As I read through it, what struck me was the writer’s admonition to “write your rebellion.” To “burn it all down to make great art.” I tweeted back to Melissa: “So little rage in food writing. Wouldn’t that be fun to read?”
Then I couldn’t stop thinking about rage and risk and other emotions. They seemed so foreign to food blogs. Isn’t anybody pissed off? Taking a risk?
It doesn’t happen often, but the post reminded me of two recent posts written by members of the food blog community.
Two food bloggers who “burned it all down” with risky writing:
1. Molly Wizenberg did so in this recent post about divorcing her husband and coming out, on her blog Orangette. She starts with this: “I’ve always been drawn to the things we’re not supposed to talk about.” That’s an engaging way to create suspense and get us to read all the way through. And then she lays out what happened in a terrifyingly brave and open way.
Writing like this takes a guts, of course. And you probably wonder if it’s even appropriate to write on this topic on a food blog. But that’s where Molly’s audience is, where people wait to find out what she’s thinking. (It’s not all about food, by the way.) And that’s where she does her writing.
Might it have been better to continue on with her usual kind of posts and publish that piece as a personal essay in a magazine or website? No.
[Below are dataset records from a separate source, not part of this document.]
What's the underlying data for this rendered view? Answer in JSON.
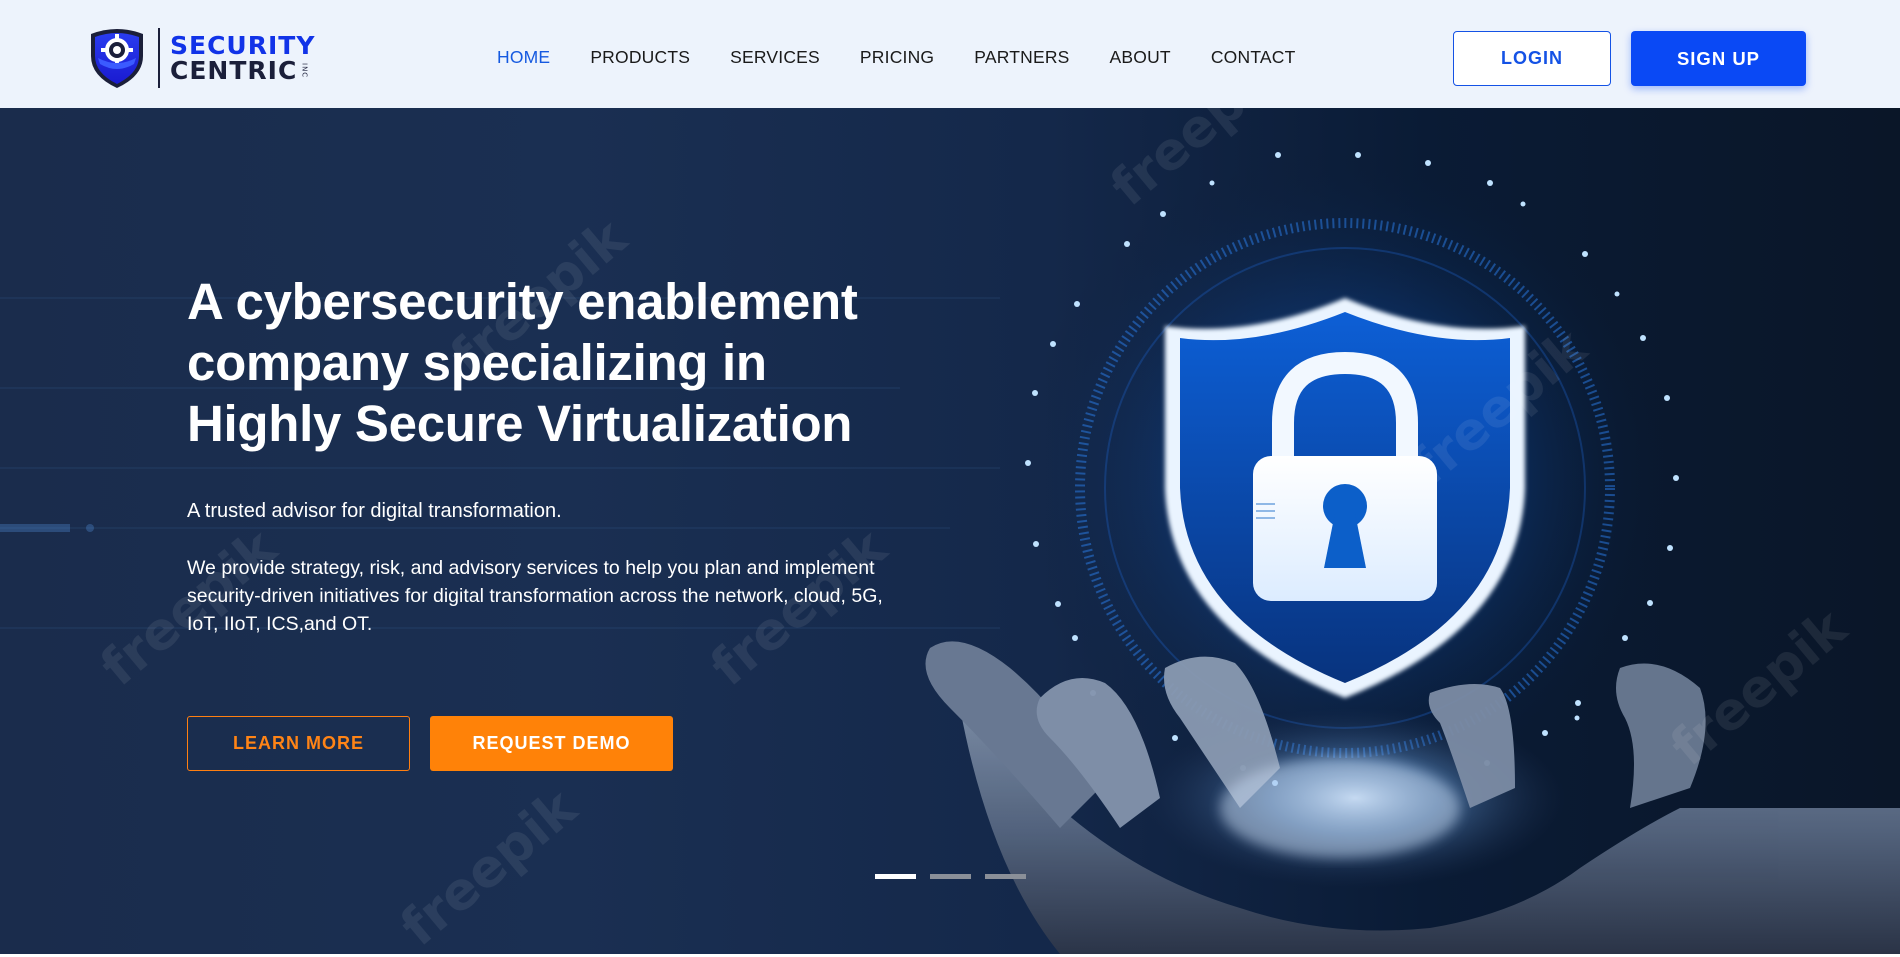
{
  "brand": {
    "line1": "SECURITY",
    "line2": "CENTRIC",
    "suffix": "INC",
    "logo_icon": "shield-gear-logo",
    "primary_color": "#1133e8",
    "accent_color": "#ff8208"
  },
  "nav": {
    "items": [
      {
        "label": "HOME",
        "active": true
      },
      {
        "label": "PRODUCTS",
        "active": false
      },
      {
        "label": "SERVICES",
        "active": false
      },
      {
        "label": "PRICING",
        "active": false
      },
      {
        "label": "PARTNERS",
        "active": false
      },
      {
        "label": "ABOUT",
        "active": false
      },
      {
        "label": "CONTACT",
        "active": false
      }
    ]
  },
  "auth": {
    "login_label": "LOGIN",
    "signup_label": "SIGN UP"
  },
  "hero": {
    "title": "A cybersecurity enablement company specializing in Highly Secure Virtualization",
    "tagline": "A trusted advisor for digital transformation.",
    "description": "We provide strategy, risk, and advisory services to help you plan and implement security-driven initiatives for digital transformation across the network, cloud, 5G, IoT, IIoT, ICS,and OT.",
    "learn_more_label": "LEARN MORE",
    "request_demo_label": "REQUEST DEMO",
    "image_icon": "hand-holding-shield-lock-icon",
    "watermark": "freepik",
    "carousel": {
      "slide_count": 3,
      "active_index": 0
    }
  }
}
If I was a loyal reader and found that story elsewhere, I would feel betrayed.
2. Lindsay Ostrom (and her husband Bjork, presumably) made a risky writing choice recently when they posted an announcement of the death of their premature son on Lindsay’s food blog, Pinch of Yum. The photos are heartbreaking. Up until now Pinch of Yum has been pretty photos and lots of listsicles. (Not judging here, as I write listsicles all the time.)
Now, most of us are not having dramatic events like those in our lives. And maybe we need material every week that fits more into the “10 Genius Ways to Use a Blender” category (an actual Pinch of Yum title). I get that.
But the next time that you’re in the middle of going crazy, will you wonder if you should write about it on your blog? Or are you going to think, ” I can’t, because I write a food blog.” Will you wonder if you’re over-sharing?
What would be the benefits? I can think of three:
- You get to come clean about something that tears at you.
- It makes good reading.
- It makes readers care about you, even admire or love you for being so intimate with them.
As Chuck Wendig, the author of the Terrible Minds post, writes:
“I want you to be bad-ass. I want to be bad-ass, too. I don’t want resolutions. I want revolutions. I want fire and steel and anger, I want politics and rage and poison, I want Hunter S. Thompson and Spider Jerusalem and Nine Inch Nails. I want brimstone and batshit. I want heartsblood spattered on the walls that dries in the form of your stories.”
Could you relate to a toned down version of his message? I have trouble with this kind of writing online. I struggle with how to be more open. By venturing into a few personal essays I got out of my comfort zone last year. Doing so was satisfying, but nothing compared to what these two writers risked.
Now I have a whole bunch of questions for you:
What would make you want to veer off your usual blog topic and “burn it all down?” You can’t plan these kinds of life event in advance, of course, nor would you want to. But can you see how a risky writing like this would be worthwhile? Do you think these two writers went too far? Are you more comfortable mentioning risky things like depression in passing, versus devoting a whole post to it?
And finally, have you read other examples of this kind of gripping writing on a food blog? If so, do tell.